Missing NDBs? (not including Amateur beacons)

The following list shows NDBs with 6 or more loggings in
the similar event in Feb. 2015, but not reported this time.
They may have been withdrawn, changed frequency or ident,
be temporarily out of service or just be inaudible due to conditions.
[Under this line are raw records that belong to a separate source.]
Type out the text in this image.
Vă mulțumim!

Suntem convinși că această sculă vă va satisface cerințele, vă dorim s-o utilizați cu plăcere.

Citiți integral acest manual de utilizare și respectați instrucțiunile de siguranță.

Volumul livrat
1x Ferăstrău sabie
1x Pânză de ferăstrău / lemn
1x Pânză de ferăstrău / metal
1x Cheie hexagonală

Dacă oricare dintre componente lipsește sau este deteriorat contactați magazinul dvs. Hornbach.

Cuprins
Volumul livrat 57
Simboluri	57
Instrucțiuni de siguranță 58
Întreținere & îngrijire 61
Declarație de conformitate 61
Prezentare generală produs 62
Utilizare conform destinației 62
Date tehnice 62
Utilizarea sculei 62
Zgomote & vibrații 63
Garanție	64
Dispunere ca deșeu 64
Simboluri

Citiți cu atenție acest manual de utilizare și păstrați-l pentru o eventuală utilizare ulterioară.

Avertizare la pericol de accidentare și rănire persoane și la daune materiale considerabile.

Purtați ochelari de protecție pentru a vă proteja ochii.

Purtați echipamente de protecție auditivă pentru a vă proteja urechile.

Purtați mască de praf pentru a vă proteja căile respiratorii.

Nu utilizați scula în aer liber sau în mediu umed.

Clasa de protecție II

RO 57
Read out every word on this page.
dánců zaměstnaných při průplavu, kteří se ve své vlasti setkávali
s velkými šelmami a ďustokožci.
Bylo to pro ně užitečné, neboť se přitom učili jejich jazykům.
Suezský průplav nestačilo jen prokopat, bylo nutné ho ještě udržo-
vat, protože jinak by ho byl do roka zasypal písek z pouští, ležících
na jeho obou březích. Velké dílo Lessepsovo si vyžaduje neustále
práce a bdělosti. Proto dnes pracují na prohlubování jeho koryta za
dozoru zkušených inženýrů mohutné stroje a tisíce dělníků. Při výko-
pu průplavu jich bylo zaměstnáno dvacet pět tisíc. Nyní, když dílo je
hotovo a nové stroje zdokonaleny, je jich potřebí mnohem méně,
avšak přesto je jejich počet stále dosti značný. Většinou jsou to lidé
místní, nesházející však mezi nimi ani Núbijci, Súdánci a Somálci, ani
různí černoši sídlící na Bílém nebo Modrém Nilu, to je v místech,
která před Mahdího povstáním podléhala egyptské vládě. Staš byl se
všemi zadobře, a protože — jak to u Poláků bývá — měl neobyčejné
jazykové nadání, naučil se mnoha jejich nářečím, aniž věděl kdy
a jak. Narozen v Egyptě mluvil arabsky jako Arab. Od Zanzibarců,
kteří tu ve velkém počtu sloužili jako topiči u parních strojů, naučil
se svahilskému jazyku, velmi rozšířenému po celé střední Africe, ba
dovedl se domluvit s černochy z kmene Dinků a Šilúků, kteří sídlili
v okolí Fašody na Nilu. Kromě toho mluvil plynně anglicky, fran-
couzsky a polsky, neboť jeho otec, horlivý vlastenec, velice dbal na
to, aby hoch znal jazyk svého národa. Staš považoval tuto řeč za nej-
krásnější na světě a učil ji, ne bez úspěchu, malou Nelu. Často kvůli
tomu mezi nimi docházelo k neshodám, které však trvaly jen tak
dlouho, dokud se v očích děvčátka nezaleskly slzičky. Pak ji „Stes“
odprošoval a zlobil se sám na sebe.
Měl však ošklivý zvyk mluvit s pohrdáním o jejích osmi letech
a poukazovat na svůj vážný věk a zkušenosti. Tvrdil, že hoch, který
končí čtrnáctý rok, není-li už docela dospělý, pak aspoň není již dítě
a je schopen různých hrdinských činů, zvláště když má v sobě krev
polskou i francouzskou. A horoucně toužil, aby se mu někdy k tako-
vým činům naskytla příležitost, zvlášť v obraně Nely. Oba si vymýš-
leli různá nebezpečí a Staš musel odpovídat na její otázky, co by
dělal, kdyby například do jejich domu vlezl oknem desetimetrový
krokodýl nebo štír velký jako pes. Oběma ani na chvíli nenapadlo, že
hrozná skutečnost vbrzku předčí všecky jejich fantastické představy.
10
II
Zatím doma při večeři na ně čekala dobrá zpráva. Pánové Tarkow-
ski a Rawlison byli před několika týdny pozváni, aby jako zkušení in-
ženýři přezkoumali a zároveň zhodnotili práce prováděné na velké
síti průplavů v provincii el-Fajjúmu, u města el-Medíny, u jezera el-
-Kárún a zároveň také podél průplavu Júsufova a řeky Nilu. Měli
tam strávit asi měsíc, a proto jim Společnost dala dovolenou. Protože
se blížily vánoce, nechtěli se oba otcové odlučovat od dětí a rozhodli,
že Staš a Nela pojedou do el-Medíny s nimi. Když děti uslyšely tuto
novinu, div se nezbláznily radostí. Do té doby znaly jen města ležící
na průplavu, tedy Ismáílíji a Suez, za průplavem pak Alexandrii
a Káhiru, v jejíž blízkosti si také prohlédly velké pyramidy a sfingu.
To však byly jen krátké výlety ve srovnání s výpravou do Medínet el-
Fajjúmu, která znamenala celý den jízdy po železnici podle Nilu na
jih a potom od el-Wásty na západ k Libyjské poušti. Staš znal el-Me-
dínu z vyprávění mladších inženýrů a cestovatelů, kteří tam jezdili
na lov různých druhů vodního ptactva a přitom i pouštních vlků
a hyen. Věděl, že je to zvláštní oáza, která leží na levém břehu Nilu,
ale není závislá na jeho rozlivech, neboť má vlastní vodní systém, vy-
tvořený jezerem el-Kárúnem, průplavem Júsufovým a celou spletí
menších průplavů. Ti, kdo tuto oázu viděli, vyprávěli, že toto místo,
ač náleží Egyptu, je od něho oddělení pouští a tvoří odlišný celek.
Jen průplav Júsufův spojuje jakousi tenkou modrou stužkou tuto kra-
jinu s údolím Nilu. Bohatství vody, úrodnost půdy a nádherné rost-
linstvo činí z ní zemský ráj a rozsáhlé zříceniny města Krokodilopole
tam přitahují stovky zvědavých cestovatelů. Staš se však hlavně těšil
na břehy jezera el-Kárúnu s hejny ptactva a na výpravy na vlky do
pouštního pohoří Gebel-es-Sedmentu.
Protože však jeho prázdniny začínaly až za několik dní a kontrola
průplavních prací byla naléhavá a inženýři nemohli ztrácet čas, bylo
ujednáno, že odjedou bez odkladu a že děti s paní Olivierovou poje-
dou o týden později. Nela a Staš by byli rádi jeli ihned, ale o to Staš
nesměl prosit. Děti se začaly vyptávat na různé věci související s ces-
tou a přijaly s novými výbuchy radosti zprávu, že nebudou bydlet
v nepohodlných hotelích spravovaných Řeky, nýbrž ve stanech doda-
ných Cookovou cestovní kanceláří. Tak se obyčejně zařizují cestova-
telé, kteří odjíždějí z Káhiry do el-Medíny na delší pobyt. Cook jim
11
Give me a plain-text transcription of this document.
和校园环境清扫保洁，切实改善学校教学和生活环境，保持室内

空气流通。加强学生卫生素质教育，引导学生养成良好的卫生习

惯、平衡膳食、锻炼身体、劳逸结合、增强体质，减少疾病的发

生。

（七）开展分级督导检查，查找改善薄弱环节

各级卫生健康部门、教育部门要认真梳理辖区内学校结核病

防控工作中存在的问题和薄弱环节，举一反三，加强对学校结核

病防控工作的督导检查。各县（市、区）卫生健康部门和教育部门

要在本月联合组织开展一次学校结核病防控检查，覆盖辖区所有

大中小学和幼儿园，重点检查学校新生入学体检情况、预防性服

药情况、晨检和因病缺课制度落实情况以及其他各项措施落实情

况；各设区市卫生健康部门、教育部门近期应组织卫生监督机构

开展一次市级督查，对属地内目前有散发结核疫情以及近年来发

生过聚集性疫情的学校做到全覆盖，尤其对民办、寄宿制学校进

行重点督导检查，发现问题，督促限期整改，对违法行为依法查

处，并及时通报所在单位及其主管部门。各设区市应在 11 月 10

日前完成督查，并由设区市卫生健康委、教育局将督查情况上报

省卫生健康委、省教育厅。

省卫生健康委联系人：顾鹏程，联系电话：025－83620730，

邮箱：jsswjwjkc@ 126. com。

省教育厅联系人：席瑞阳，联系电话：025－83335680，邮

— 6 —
Then Now kHz C/S Cou Location
13 0 260 AVZ USA Terrell TX
11 0 260 BVQ USA Glasgow Beaver Creek. KY
6 0 260 GHJ USA Gastonia NC
9 0 261 2H CAN Lebel sur Quevillon QC
6 0 261 D6 CAN Fairmont Hot Springs BC
7 0 263 JDN USA Jordan MT
6 0 263 LB USA Angleton Lake Jackson TX
10 0 264 ZPB CAN Sachigo Lake ON
6 0 269 AR USA New Iberia LA
11 0 269 CII USA Choteau MT
6 0 269 PK USA Park Rapids MN

10 0 515 OS USA Columbus OH
6 0 521 GM USA Greenville SC
6 0 521 TO USA Topeka KS

Overall conditions should be much better by this time next month as September propagation can often be superb, as long as the lightning activity has died down. Over the past few seasons I have noticed that it seems to be hanging in a few weeks longer than in the past, hopefully not a long term trend but with all of the bizarre weather changes we are seeing, I wouldn't be surprised if that were the case.